When it comes to sunwear, frames get most of the attention. Designer brand names and celebrity endorsements tend to do that.
Industry experts, however, agree that the most exciting innovations in sunwear—now and for the foreseeable future—are happening in the lens arena. And just as with the newest clear progressive and single-vision lens designs, eye-care professionals need to stay on top of the new technology in order to recommend the best options for their patients' visual needs.
"What the lens technology can do now [in sunwear] is truly amazing," noted Susan Blaine, optical manager at Eye Clinic of Wisconsin, a six-location practice in northern and central Wisconsin. "We have so many patients come in and say, 'I never wear sunglasses. I never thought of it.' We're changing a lot of patients' minds about sunwear."
Indeed, the visual benefits offered by sun lenses in general have long been known. Clinical studies have demonstrated the ocular health benefits of blocking ultraviolet (UV) rays from the eye surface. Glare reduction has been shown to improve visual performance. Studies have linked the use of sunglasses to a reduced risk for the development of cataracts and macular degeneration. Anecdotally, many feel wearing sunglasses delays the development of "crow's feet" around the eyes because wearers aren't squinting to compensate for glare from the sun.
With all of these obvious benefits, manufacturers have attempted to expand the availability of prescription sun lens products to meet the needs of a wide variety of potential wearers. As with clear single-vision and progressive lenses, manufacturers are releasing sun lens designs (in both progressive in single-vision) that incorporate free-form technology.
Through customized backside surfacing processes, free-form lenses can be personalized to fit the unique prescription, wearing habits, and visual behaviors of individual patients. In addition, several manufacturers have developed prescription sun lenses in 8-base curves for fitting in popular "wrap" sunglass frames, like the Attitude polarized lens from Shamir. Wrap styles are particularly popular among wearers who enjoy outdoor sports activities.

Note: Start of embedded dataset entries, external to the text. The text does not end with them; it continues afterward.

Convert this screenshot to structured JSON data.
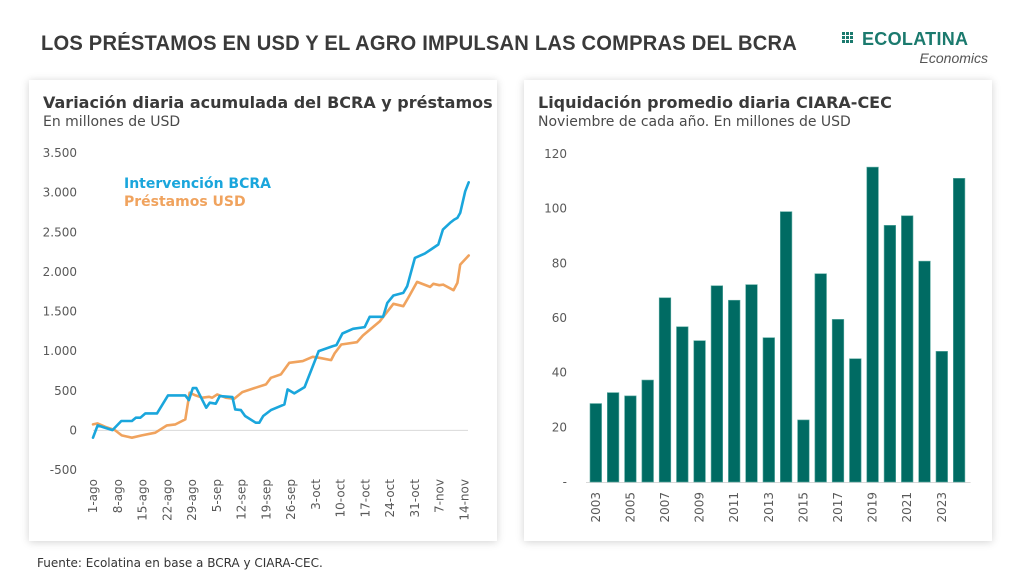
{
  "header": {
    "title": "LOS PRÉSTAMOS EN USD Y EL AGRO IMPULSAN LAS COMPRAS DEL BCRA",
    "logo_name": "ECOLATINA",
    "logo_sub": "Economics",
    "brand_color": "#1b7a6e"
  },
  "footer": {
    "source": "Fuente: Ecolatina en base a BCRA y CIARA-CEC."
  },
  "chart_data": [
    {
      "type": "line",
      "title": "Variación diaria acumulada del BCRA y préstamos",
      "subtitle": "En millones de USD",
      "xlabel": "",
      "ylabel": "",
      "ylim": [
        -500,
        3500
      ],
      "yticks": [
        -500,
        0,
        500,
        1000,
        1500,
        2000,
        2500,
        3000,
        3500
      ],
      "ytick_labels": [
        "-500",
        "0",
        "500",
        "1.000",
        "1.500",
        "2.000",
        "2.500",
        "3.000",
        "3.500"
      ],
      "xlim_days": [
        0,
        106
      ],
      "xticks_days": [
        0,
        7,
        14,
        21,
        28,
        35,
        42,
        49,
        56,
        63,
        70,
        77,
        84,
        91,
        98,
        105
      ],
      "xtick_labels": [
        "1-ago",
        "8-ago",
        "15-ago",
        "22-ago",
        "29-ago",
        "5-sep",
        "12-sep",
        "19-sep",
        "26-sep",
        "3-oct",
        "10-oct",
        "17-oct",
        "24-oct",
        "31-oct",
        "7-nov",
        "14-nov"
      ],
      "x_unit": "days since 1-ago",
      "grid": false,
      "legend_position": "top-left",
      "series": [
        {
          "name": "Intervención BCRA",
          "color": "#1aa6dc",
          "points": [
            [
              0,
              -92
            ],
            [
              1.3,
              63
            ],
            [
              3.4,
              34
            ],
            [
              5.5,
              4
            ],
            [
              8.0,
              118
            ],
            [
              11.0,
              118
            ],
            [
              12.1,
              160
            ],
            [
              13.4,
              160
            ],
            [
              14.8,
              214
            ],
            [
              18.1,
              214
            ],
            [
              21.2,
              441
            ],
            [
              26.1,
              441
            ],
            [
              27.1,
              382
            ],
            [
              28.2,
              534
            ],
            [
              29.2,
              534
            ],
            [
              32.0,
              286
            ],
            [
              33.0,
              349
            ],
            [
              34.7,
              336
            ],
            [
              35.8,
              433
            ],
            [
              39.4,
              420
            ],
            [
              40.2,
              265
            ],
            [
              41.8,
              256
            ],
            [
              43.0,
              181
            ],
            [
              46.0,
              97
            ],
            [
              47.0,
              97
            ],
            [
              48.1,
              181
            ],
            [
              50.3,
              256
            ],
            [
              54.1,
              328
            ],
            [
              55.0,
              517
            ],
            [
              56.9,
              466
            ],
            [
              59.8,
              546
            ],
            [
              63.8,
              1000
            ],
            [
              67.8,
              1063
            ],
            [
              68.8,
              1076
            ],
            [
              70.5,
              1223
            ],
            [
              73.5,
              1282
            ],
            [
              76.8,
              1303
            ],
            [
              78.2,
              1433
            ],
            [
              82.0,
              1433
            ],
            [
              83.2,
              1609
            ],
            [
              84.9,
              1702
            ],
            [
              87.7,
              1735
            ],
            [
              88.8,
              1819
            ],
            [
              91.0,
              2176
            ],
            [
              93.8,
              2231
            ],
            [
              95.5,
              2282
            ],
            [
              97.6,
              2345
            ],
            [
              98.9,
              2534
            ],
            [
              100.9,
              2618
            ],
            [
              102.1,
              2660
            ],
            [
              103.0,
              2681
            ],
            [
              103.8,
              2744
            ],
            [
              105.2,
              3017
            ],
            [
              106.2,
              3130
            ]
          ]
        },
        {
          "name": "Préstamos USD",
          "color": "#f0a35e",
          "points": [
            [
              0,
              76
            ],
            [
              1.3,
              88
            ],
            [
              3.4,
              46
            ],
            [
              6.2,
              4
            ],
            [
              8.1,
              -63
            ],
            [
              11.0,
              -92
            ],
            [
              13.8,
              -63
            ],
            [
              17.6,
              -29
            ],
            [
              20.9,
              63
            ],
            [
              23.3,
              76
            ],
            [
              26.1,
              139
            ],
            [
              27.3,
              475
            ],
            [
              29.0,
              441
            ],
            [
              30.9,
              412
            ],
            [
              32.8,
              424
            ],
            [
              33.7,
              412
            ],
            [
              35.1,
              454
            ],
            [
              37.5,
              412
            ],
            [
              39.9,
              399
            ],
            [
              42.2,
              483
            ],
            [
              46.0,
              538
            ],
            [
              48.9,
              580
            ],
            [
              50.3,
              664
            ],
            [
              53.1,
              706
            ],
            [
              55.5,
              853
            ],
            [
              59.3,
              874
            ],
            [
              62.1,
              929
            ],
            [
              64.0,
              916
            ],
            [
              67.3,
              887
            ],
            [
              68.3,
              971
            ],
            [
              70.2,
              1084
            ],
            [
              74.6,
              1113
            ],
            [
              76.3,
              1197
            ],
            [
              81.1,
              1378
            ],
            [
              84.9,
              1597
            ],
            [
              87.7,
              1567
            ],
            [
              89.1,
              1672
            ],
            [
              91.6,
              1874
            ],
            [
              95.3,
              1811
            ],
            [
              96.2,
              1849
            ],
            [
              97.9,
              1832
            ],
            [
              99.0,
              1840
            ],
            [
              101.9,
              1769
            ],
            [
              103.0,
              1861
            ],
            [
              103.8,
              2092
            ],
            [
              106.2,
              2206
            ]
          ]
        }
      ]
    },
    {
      "type": "bar",
      "title": "Liquidación promedio diaria CIARA-CEC",
      "subtitle": "Noviembre de cada año. En millones de USD",
      "xlabel": "",
      "ylabel": "",
      "ylim": [
        0,
        120
      ],
      "yticks": [
        0,
        20,
        40,
        60,
        80,
        100,
        120
      ],
      "ytick_labels": [
        "-",
        "20",
        "40",
        "60",
        "80",
        "100",
        "120"
      ],
      "grid": false,
      "bar_color": "#006b63",
      "categories": [
        "2003",
        "2004",
        "2005",
        "2006",
        "2007",
        "2008",
        "2009",
        "2010",
        "2011",
        "2012",
        "2013",
        "2014",
        "2015",
        "2016",
        "2017",
        "2018",
        "2019",
        "2020",
        "2021",
        "2022",
        "2023",
        "2024"
      ],
      "xtick_labels": [
        "2003",
        "",
        "2005",
        "",
        "2007",
        "",
        "2009",
        "",
        "2011",
        "",
        "2013",
        "",
        "2015",
        "",
        "2017",
        "",
        "2019",
        "",
        "2021",
        "",
        "2023",
        ""
      ],
      "values": [
        28.7,
        32.7,
        31.5,
        37.3,
        67.4,
        56.8,
        51.7,
        71.8,
        66.5,
        72.2,
        52.8,
        98.9,
        22.7,
        76.2,
        59.5,
        45.1,
        115.2,
        93.9,
        97.4,
        80.8,
        47.8,
        111.1
      ]
    }
  ]
}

Several lens manufacturers have rolled out new prescription sun lens product lines. Costa del Mar, for example, released its popular 580 polarized lens, which had been available in plano for a number of years, in prescription form. Costa sells complete eyewear, which means it uses its own proprietary process to prepare the lenses, which are designed to fit only their frames. The product—available in a prescription range of –5 to +3 D, in an 8-base wrap—can only be ordered directly from Costa.
In addition, photochromic lens manufacturer Transitions Optical continued to expand its offerings in its line of performance sunwear, which incorporates its unique photochromic technology. In essence, these lenses change from "dark" to "darker" when exposed to UV light, as opposed to conventional Transitions photochromics, which go from clear to dark when exposed to UV light.

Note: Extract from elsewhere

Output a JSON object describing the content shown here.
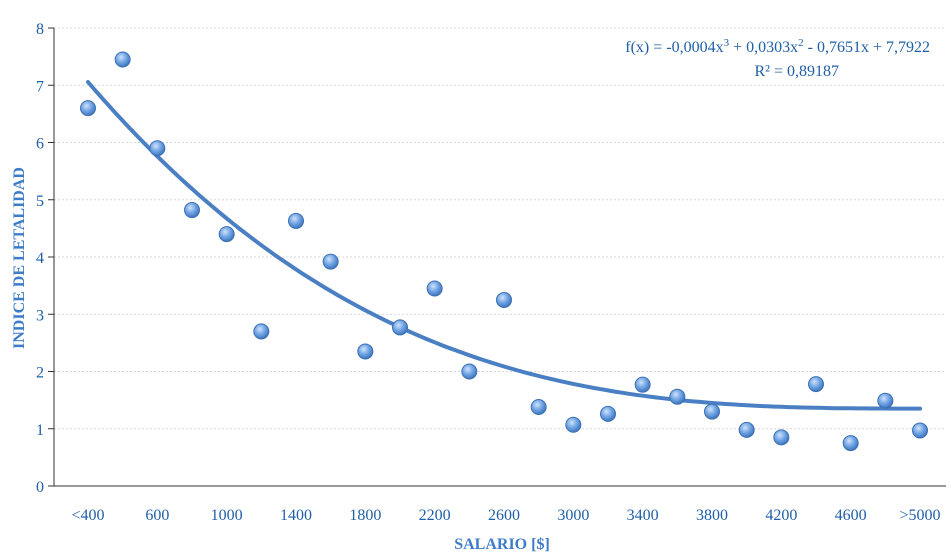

Available prescription-ready styles include:
* Autumn Gold Transitions SOLFX and Autumn Gold glass contrast-enhancing lenses from X-Cel Optical Company, designed for hunting and shooting and changes from a yellow to amber shade;
* Bell Transitions SOLFX shield for motorcycle helmets, which changes from clear to gray;
* DEFINITY FAIRWAY Transitions SOLFX lens, available from Essilor, designed for golfers and changes from amber to dark brown;
* Drivewear Transitions SOLFX lenses, equipped with a polarized filter from Younger Optics, designed for driving and changes from green/yellow to copper to dark reddish-brown in response to light;
* NEOX Transitions SOLFX lenses, available through the wholesale labs Walman and Soderberg, designed for golfers and changes from G22 green to a darker green;
* Oakley Transitions adaptive sun lenses for runners, cyclists, and golfers, which is available in a variety of colors; and
* Xperio Transitions adaptive polarized sun lens for runners/hikers and water-sports enthusiasts, which is available from Essilor in either ash gray/dark gray or caramel/dark brown.
Also, Transitions recently launched its new Vantage lens. Though positioned as an "everyday lens"—as opposed to a sun lens—the Vantage does feature variable polarization.

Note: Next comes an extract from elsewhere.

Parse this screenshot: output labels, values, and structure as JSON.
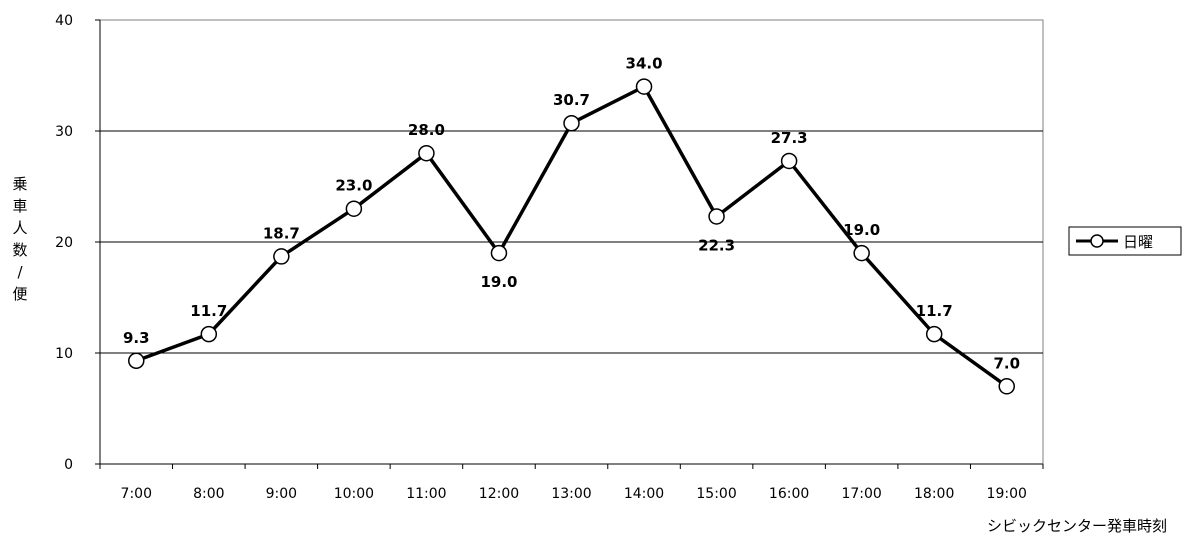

Blaine, who works with most of the Transitions sun lenses, as well as products from Maui Jim and others, said the proliferation of new products in the performance sun lens market has enabled her to increase the emphasis on sunglass sales in her optical dispensary.
Over the past year, the practice has been purchasing exhibit booth space at golf outings and fishing tournaments to promote its sun lens offerings and even had putting greens installed in each of its dispensaries.
"With all of these new products, we can recommend a lens for any number of patient needs, from golfers to [people interested in fishing] to [those] who spend a lot of time driving," Blaine said. "And now we can demonstrate the benefits of these lenses to patients right here in the optical [dispensary]. Sales aren't where I want them to be yet, but they are way ahead of where we were 5 years ago, and growing. It's been great for our business."